Re: How do Blu-Rays treat 4:3 DVDs?
Although what Nicholas says is technically/theoretically true, some early players were flawed in that they did indeed stretch 1.33 content to 16x9 regardless of player settings. My first gen Tosh HD-D1 HD DVD player did it, as did my Pan DMP-BD10A BD player.
Luckily however . . .
| I doubt that many (if any) BluRay players will provide the scaliing/zoom option of your Panny RP-91 for non-anamorphic letterbox DVD material . . . |
. . . I've recently discovered that my new Pan DMP-BD55 does indeed not only present non-anamorphic DVDs at the right aspect ratio via what I believe to be
scaling (as opposed to zooming; the aspect ratio is right *and* human forms look properly composed) but I'm also getting the pq benefits of the upconversion via HDMI.

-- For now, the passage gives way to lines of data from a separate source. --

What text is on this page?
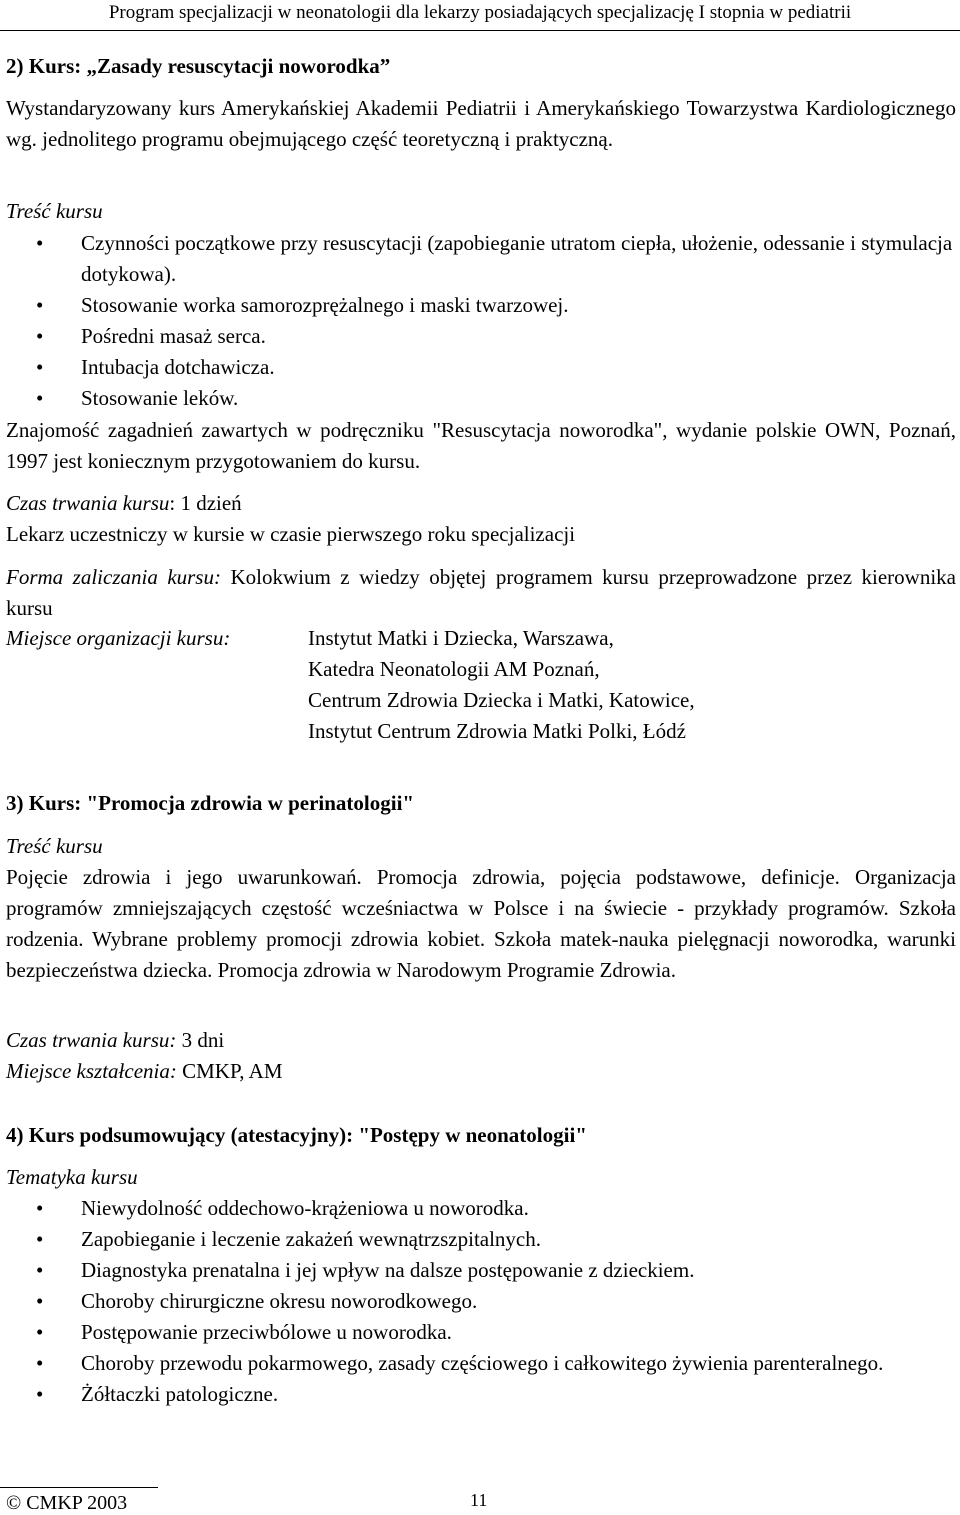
Program specjalizacji w neonatologii dla lekarzy posiadających specjalizację I stopnia w pediatrii
2) Kurs: „Zasady resuscytacji noworodka”
Wystandaryzowany kurs Amerykańskiej Akademii Pediatrii i Amerykańskiego Towarzystwa Kardiologicznego wg. jednolitego programu obejmującego część teoretyczną i praktyczną.
Treść kursu
• Czynności początkowe przy resuscytacji (zapobieganie utratom ciepła, ułożenie, odessanie i stymulacja dotykowa).
• Stosowanie worka samorozprężalnego i maski twarzowej.
• Pośredni masaż serca.
• Intubacja dotchawicza.
• Stosowanie leków.
Znajomość zagadnień zawartych w podręczniku "Resuscytacja noworodka", wydanie polskie OWN, Poznań, 1997 jest koniecznym przygotowaniem do kursu.
Czas trwania kursu: 1 dzień
Lekarz uczestniczy w kursie w czasie pierwszego roku specjalizacji
Forma zaliczania kursu: Kolokwium z wiedzy objętej programem kursu przeprowadzone przez kierownika kursu
Miejsce organizacji kursu:	Instytut Matki i Dziecka, Warszawa,
Katedra Neonatologii AM Poznań,
Centrum Zdrowia Dziecka i Matki, Katowice,
Instytut Centrum Zdrowia Matki Polki, Łódź
3) Kurs: "Promocja zdrowia w perinatologii"
Treść kursu
Pojęcie zdrowia i jego uwarunkowań. Promocja zdrowia, pojęcia podstawowe, definicje. Organizacja programów zmniejszających częstość wcześniactwa w Polsce i na świecie - przykłady programów. Szkoła rodzenia. Wybrane problemy promocji zdrowia kobiet. Szkoła matek-nauka pielęgnacji noworodka, warunki bezpieczeństwa dziecka. Promocja zdrowia w Narodowym Programie Zdrowia.
Czas trwania kursu: 3 dni
Miejsce kształcenia: CMKP, AM
4) Kurs podsumowujący (atestacyjny): "Postępy w neonatologii"
Tematyka kursu
• Niewydolność oddechowo-krążeniowa u noworodka.
• Zapobieganie i leczenie zakażeń wewnątrzszpitalnych.
• Diagnostyka prenatalna i jej wpływ na dalsze postępowanie z dzieckiem.
• Choroby chirurgiczne okresu noworodkowego.
• Postępowanie przeciwbólowe u noworodka.
• Choroby przewodu pokarmowego, zasady częściowego i całkowitego żywienia parenteralnego.
• Żółtaczki patologiczne.
© CMKP 2003	11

This is grand for me because, like Glenn, my vintage Tosh widescreen set prohibits aspect ratio control when fed anything of higher rez than 480p. Finally I can watch the embarrasing number of (mainly Disney) non-anamo titles (
The Horse Whisperer,
He Got Game, even the Crit
Armageddon,
Quiz Show,
Like Water For Chocolate and
Scream, plus some Fox discs like
True Lies and
Raising Arizona) and have them be properly composed *and* upconverted.

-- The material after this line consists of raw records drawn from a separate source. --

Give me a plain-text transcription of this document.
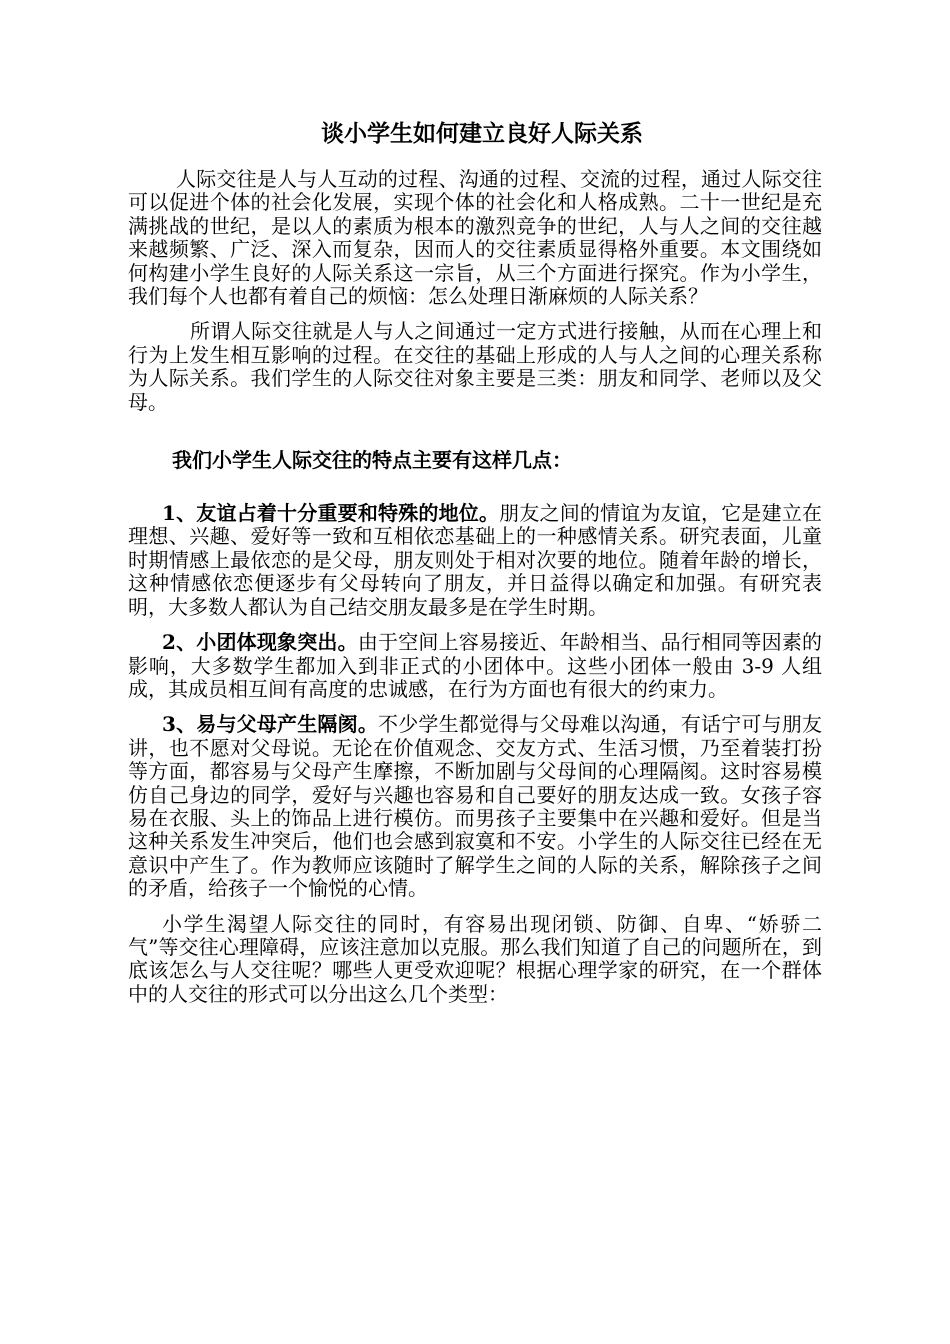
谈小学生如何建立良好人际关系

人际交往是人与人互动的过程、沟通的过程、交流的过程，通过人际交往可以促进个体的社会化发展，实现个体的社会化和人格成熟。二十一世纪是充满挑战的世纪，是以人的素质为根本的激烈竞争的世纪，人与人之间的交往越来越频繁、广泛、深入而复杂，因而人的交往素质显得格外重要。本文围绕如何构建小学生良好的人际关系这一宗旨，从三个方面进行探究。作为小学生，我们每个人也都有着自己的烦恼：怎么处理日渐麻烦的人际关系？

所谓人际交往就是人与人之间通过一定方式进行接触，从而在心理上和行为上发生相互影响的过程。在交往的基础上形成的人与人之间的心理关系称为人际关系。我们学生的人际交往对象主要是三类：朋友和同学、老师以及父母。

我们小学生人际交往的特点主要有这样几点：

1、友谊占着十分重要和特殊的地位。朋友之间的情谊为友谊，它是建立在理想、兴趣、爱好等一致和互相依恋基础上的一种感情关系。研究表面，儿童时期情感上最依恋的是父母，朋友则处于相对次要的地位。随着年龄的增长，这种情感依恋便逐步有父母转向了朋友，并日益得以确定和加强。有研究表明，大多数人都认为自己结交朋友最多是在学生时期。

2、小团体现象突出。由于空间上容易接近、年龄相当、品行相同等因素的影响，大多数学生都加入到非正式的小团体中。这些小团体一般由 3-9 人组成，其成员相互间有高度的忠诚感，在行为方面也有很大的约束力。

3、易与父母产生隔阂。不少学生都觉得与父母难以沟通，有话宁可与朋友讲，也不愿对父母说。无论在价值观念、交友方式、生活习惯，乃至着装打扮等方面，都容易与父母产生摩擦，不断加剧与父母间的心理隔阂。这时容易模仿自己身边的同学，爱好与兴趣也容易和自己要好的朋友达成一致。女孩子容易在衣服、头上的饰品上进行模仿。而男孩子主要集中在兴趣和爱好。但是当这种关系发生冲突后，他们也会感到寂寞和不安。小学生的人际交往已经在无意识中产生了。作为教师应该随时了解学生之间的人际的关系，解除孩子之间的矛盾，给孩子一个愉悦的心情。

小学生渴望人际交往的同时，有容易出现闭锁、防御、自卑、“娇骄二气”等交往心理障碍，应该注意加以克服。那么我们知道了自己的问题所在，到底该怎么与人交往呢？哪些人更受欢迎呢？根据心理学家的研究，在一个群体中的人交往的形式可以分出这么几个类型：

| . . . if I'm watching a letterbox movie that is non-anamorphic, will it have both pillarbox and letterbox -- with no stretch? |
This is what my HD-XA2 HD DVD player does: you get a properly-composed but small and unsatisfying swath of a rectangular image in the ceter of the screen with black on all sides. The BD55 is the first high def player I've owned of either flavor (and there are four so far) that addresses both of your concerns.